QUEM Manda, POR QUE Manda, COMO Manda
João Ubaldo Ribeiro Para meu amigo Glauber
Não importa o que lhe digam, quem manda é quem está levando
vantagem. É claro que, nisto, podem ser vistos vários níveis. Há muitas
pessoas, por exemplo, que se sentem “mandando”, mas na realidade este
mandar se resume à satisfação de um número restrito de desejos que elas,
por uma razão ou por outra, consideram satisfatório. O “mandar”, como
tudo mais, é relativo, mas o critério de levar vantagem, sob qualquer
sentido e em qualquer situação, é suficientemente elucidativo. Se, do
nosso ponto de vista, alguém leva vantagem sobre nós, mesmo que não
leve vantagem sobre outros, estará mandando. Quando esta vantagem é
evidente, na tomada de decisões de qualquer tipo, é que costumamos
visualizar o “poder”, mas na verdade basta que se esteja em melhor
situação do que nós (do nosso ponto de vista, pois, afinal, não temos
melhor critério) para se estar mandando.
Por exemplo, se alguém nos chama para limpar a fossa dele e esse
alguém também vive submetido a pressões e decisões alheias, esse
alguém pode alegar que, tanto quanto nós, ele também não manda.
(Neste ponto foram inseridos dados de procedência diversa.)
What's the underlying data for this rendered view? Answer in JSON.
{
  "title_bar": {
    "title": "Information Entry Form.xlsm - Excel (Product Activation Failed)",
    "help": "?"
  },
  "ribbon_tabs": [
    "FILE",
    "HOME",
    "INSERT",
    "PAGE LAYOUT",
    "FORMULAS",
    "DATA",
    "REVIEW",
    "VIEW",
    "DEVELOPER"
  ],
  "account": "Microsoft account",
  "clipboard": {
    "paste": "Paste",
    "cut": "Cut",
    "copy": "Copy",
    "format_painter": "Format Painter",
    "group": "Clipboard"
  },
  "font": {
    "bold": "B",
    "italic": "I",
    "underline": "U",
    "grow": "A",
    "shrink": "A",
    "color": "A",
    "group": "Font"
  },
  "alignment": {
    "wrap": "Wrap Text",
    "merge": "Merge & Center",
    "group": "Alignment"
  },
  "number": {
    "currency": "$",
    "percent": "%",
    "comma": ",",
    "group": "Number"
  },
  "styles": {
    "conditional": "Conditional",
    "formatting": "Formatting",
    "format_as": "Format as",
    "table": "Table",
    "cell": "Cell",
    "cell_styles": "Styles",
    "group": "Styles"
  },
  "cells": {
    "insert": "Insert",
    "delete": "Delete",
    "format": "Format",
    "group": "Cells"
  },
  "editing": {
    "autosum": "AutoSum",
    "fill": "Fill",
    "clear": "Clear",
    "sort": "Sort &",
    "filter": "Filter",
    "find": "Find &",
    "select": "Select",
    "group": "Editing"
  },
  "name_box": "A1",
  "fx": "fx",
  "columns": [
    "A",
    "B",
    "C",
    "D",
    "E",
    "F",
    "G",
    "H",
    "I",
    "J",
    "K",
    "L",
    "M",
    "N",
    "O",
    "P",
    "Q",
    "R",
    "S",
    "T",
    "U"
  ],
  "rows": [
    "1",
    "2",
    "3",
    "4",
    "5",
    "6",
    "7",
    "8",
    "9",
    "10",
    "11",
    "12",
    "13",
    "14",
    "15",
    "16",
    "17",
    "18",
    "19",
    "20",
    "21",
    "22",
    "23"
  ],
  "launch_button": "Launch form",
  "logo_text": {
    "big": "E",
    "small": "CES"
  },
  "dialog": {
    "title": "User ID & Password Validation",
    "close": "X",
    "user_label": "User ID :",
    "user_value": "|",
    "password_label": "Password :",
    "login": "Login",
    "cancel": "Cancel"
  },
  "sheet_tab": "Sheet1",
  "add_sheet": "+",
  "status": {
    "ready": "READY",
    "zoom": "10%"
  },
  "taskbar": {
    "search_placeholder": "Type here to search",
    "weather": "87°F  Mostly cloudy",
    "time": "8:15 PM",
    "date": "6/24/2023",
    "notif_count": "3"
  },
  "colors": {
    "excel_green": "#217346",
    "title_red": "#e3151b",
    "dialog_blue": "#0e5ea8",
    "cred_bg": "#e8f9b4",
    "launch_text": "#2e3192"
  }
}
Contudo, quem está limpando a fossa dele somos nós, e não ele a nossa.
Ele pode pagar para que façamos esse serviço em lugar dele, e nós
estamos na posição de ter que aceitar o serviço. Da mesma forma, tanto
uma mulher de boa posição econômica quanto a mulher que ela contrata
como babá de seu filho podem ter “os mesmos sofrimentos, a mesma
condição feminina discriminada, suportar a mesma tirania masculina, as
mesmas inquietações da maternidade etc. etc.” Não obstante, quem é
babá é uma, a patroa é outra. E é visível que, nesta relação, alguém leva
clara vantagem.
Isto não deve ser esquecido, da mesma forma que não devemos
esquecer de ver todas as coisas dentro da perspectiva do que de fato
acontece e não do que é dito. É comum que, ideologicamente, se
desenvolvam teses quanto à relatividade dos bens deste mundo, “as
cargas que temos que suportar” e assim por diante. Metaforicamente,
essas cargas talvez sejam as mesmas. Efetivamente, não são. Pois a
babá, além de ser mãe como a outra (e em piores condições, a começar
pelos cuidados pré-natais e pela pobreza do parto), ainda é subordinada
à outra. Não obstante, os argumentos que buscam provar o contrário são
frequentemente muito bem-sucedidos, e há empregadas domésticas que
se consideram irmãs feministas de suas patroas, embora estas não sejam
obrigadas a cuidar de fraldas sujas.
É preciso, pois, ter cuidado com as analogias excessivas.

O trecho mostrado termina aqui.